How does what differ from it? The state proposal? It differs in that the state proposal was for federal funding for the plan, period. Nothing to do with the state's covering abortions with state funds. Are you seriously implying that the Hyde amendment in no way limited federal funding of abortion? Tell that to all the pro-choice groups who opposed it.

or it may have been more then that.

Can't you be a little clearer, Al? As in "or it may be that they were really just going to fund all those abortions by this plan if nobody had said anything, just as NRLC said they were." Surely you can bring yourself to consider that possibility and say that in so many words, can't you? After all, you pride yourself on being so objective. Why should "laziness, gullibility, incompetence" on the part of pro-lifers be the only options you talk about in clear language?
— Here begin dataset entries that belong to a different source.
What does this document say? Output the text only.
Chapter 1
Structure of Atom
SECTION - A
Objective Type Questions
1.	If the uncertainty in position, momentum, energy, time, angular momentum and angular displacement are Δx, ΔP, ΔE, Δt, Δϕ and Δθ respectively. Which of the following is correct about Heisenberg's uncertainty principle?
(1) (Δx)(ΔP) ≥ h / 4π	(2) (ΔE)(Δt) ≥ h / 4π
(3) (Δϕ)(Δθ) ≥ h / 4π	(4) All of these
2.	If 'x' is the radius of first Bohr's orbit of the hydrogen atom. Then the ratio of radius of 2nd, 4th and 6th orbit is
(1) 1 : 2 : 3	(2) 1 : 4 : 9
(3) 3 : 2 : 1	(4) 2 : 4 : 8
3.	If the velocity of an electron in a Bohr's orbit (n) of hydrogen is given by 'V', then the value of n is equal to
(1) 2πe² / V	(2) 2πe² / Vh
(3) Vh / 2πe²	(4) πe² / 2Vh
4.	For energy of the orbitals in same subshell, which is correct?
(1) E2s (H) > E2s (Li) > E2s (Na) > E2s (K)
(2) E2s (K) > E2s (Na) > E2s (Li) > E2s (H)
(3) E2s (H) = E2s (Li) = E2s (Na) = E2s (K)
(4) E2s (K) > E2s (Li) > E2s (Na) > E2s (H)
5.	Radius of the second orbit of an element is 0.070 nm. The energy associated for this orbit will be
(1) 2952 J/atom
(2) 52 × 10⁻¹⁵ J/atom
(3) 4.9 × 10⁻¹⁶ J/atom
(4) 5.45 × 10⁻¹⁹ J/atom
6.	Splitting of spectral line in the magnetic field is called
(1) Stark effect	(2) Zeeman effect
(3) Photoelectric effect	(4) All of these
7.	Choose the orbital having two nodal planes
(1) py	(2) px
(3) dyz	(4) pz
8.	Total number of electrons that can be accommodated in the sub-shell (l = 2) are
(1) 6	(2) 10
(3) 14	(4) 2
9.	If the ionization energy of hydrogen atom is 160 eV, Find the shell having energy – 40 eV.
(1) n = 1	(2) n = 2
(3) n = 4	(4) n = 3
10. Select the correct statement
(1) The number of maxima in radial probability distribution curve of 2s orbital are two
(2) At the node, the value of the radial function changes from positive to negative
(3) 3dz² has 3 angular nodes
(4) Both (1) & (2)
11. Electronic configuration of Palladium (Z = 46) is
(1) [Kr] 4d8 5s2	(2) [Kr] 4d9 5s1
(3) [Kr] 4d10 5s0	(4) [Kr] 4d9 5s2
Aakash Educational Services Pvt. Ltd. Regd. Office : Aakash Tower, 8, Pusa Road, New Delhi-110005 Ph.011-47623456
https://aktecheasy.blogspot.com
By the way, Al: This is a blog. I do not consider myself in honor bound to obtain primary source documents for everything I blog before I blog it. I make judgment calls as to whether stories are credible or not, and I choose to blog them or not based on those judgment calls. You are always free to cite primary sources that you believe contradict the story as I recap or state it, and I will respond as I see fit. That's the way the blogosphere works. I have the freedom to blog stories based on news stories on the web, and you have the freedom as a commentator to contradict me if you think I've overlooked or misstated something. In this case, I think the original sources involved support the NRLC's reading, and the HHS memo is obviously a face-saving ex post facto move with no binding authority in itself. You may disagree. Whatever. But please stop implying that there is something intrinsically irresponsible about putting up a blog post based on news links without finding PDFs of all the laws, proposals, etc., etc., for every story individually ahead of time, as one might do for an original research article.